Bupati Poso, Darmin A Sigilipu, menambahkan secara umum daerahnya kondusif.
“Aman-aman saja. Aktivitas warga baik, tidak ada gangguan. Perputaran ekonomi juga berjalan dengan baik, sejumlah investor sudah mulai masuk menanamkan sahamnya,” katanya.
Pemerintah Kabupaten Poso, jelasnya, telah melakukan program deradikalisasi kepada keluarga pengikut MIT dan memberikan lapangan pekerjaan.
“Banyak yang telah kami bina, terutama keluarga mantan kombatan yang ada di Poso. Semua sudah kembali berbaur bersama masyarakat,” katanya.
Seruan Ali Kalora
Dalam dua pekan terakhir, di media sosial beredar video Ali Kalora berdurasi 2 menit 14 detik, yang menyerukan pengikutnya melakukan perlawanan dan jangan pernah berpikir bernegosiasi.
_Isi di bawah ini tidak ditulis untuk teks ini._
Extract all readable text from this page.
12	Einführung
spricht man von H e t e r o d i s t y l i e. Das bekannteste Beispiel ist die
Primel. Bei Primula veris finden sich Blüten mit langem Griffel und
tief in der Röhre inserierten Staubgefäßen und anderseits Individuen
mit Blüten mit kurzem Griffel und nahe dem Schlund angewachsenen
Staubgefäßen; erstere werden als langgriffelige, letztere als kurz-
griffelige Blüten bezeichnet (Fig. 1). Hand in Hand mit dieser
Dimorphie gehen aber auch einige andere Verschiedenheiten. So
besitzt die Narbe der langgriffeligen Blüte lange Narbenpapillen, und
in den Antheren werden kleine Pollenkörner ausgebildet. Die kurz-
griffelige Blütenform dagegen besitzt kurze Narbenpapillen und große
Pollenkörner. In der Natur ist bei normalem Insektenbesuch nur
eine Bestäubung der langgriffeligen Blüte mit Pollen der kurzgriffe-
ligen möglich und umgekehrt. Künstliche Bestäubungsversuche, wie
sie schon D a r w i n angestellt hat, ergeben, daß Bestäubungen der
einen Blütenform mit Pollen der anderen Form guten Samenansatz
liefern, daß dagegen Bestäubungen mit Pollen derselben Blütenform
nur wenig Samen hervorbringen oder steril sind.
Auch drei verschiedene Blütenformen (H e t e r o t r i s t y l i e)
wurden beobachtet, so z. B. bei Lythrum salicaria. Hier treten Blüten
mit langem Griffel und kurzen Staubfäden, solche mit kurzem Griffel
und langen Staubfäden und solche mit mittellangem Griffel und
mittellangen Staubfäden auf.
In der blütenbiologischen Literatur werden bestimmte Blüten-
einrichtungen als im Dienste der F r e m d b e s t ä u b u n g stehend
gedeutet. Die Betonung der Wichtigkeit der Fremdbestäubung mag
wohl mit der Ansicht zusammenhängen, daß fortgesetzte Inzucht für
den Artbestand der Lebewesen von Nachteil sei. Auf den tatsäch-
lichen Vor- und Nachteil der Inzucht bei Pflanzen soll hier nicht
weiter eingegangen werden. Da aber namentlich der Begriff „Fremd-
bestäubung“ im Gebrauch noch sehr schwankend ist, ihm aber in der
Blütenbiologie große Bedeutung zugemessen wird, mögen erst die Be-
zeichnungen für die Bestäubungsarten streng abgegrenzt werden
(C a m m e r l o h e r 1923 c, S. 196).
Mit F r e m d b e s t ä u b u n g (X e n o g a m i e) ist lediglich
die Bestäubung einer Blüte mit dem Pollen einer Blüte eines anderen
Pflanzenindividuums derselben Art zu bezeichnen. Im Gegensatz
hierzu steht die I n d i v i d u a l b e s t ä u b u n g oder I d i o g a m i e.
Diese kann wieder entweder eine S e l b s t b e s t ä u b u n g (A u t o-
Dalam video itu, Ali diapit dua pria yang memegang senjata laras panjang dan menutup wajah mereka. Ali mengaku mereka mengandalkan dua pucuk senjata itu.
Direktur Lembaga Pengembangan Studi Hukum dan Advokasi Hak Asasi Manusia (LPS-HAM) Sulteng, Mohammad Affandi menyatakan, munculnya video Ali di hutan Poso itu sebagai bentuk eksistensi MIT.
"Dengan video itu, membuktikan mereka masih ada di Poso," katanya.
Affandi mempertanyakan bagaimana mungkin video itu direkam, kemudian diunggah di media sosial karena selama ini pimpinan Polri di Sulteng mengklaim MIT telah terpojok.
Dia meyakini kalau tidak ada pasokan dari luar mustahil perlengkapan perekaman video berada ke tangan Ali dan pengikutnya yang bersembunyi di belantara Poso.
Setelah Santoso tewas, katanya, tak ada alat perekaman tersisa bersama pengikut MIT karena sudah disita aparat keamanan.
"Ini kecolongan namanya. Operasi gencar dilakukan, sementara Ali Kalora masih bebas merekam video," ujar Affandi.
Kapolda Sulteng, Brigjen Pol. Ermi Widyatno ketika dimintai tanggapannya terkait video itu tidak mau berkomentar banyak.
Dia meminta masalah video itu tidak perlu dibesar-besarkan, karena Operasi Tinombala untuk menuntaskan kelompok MIT terus digencarkan.
“Tidak perlu lagilah dibesar-besarkan,” ujarnya saat dikonfirmasi.
Ditanya kapan pembuatan video itu, dia mengaku, masih diselidiki, termasuk dari mana alat rekam yang digunakan Ali Kalora.
“Penyelidikan terus berjalan. Kami pun ingin tahu dari mana video itu pertama diupload. Siapa orangnya dan lain sebagainya, pasti akan diproses,” tegas Ermi.
Sebelumnya, Polda Sulteng menyebutkan bahwa kekuatan MIT berjumlah tujuh orang.
Tapi, menurut Kepala Penerangan Korem 132/Tadulako, Mayor CPM Muhlis Lamongki, ada penambahan tiga dari lima militan baru yang bergabung dengan MIT.
Hal itu diketahui berdasarkan kesaksian dua terduga militan yang ditangkap pada akhir April lalu setelah mereka sempat dua bulan bergabung dengan kelompok Ali Kalora, katanya.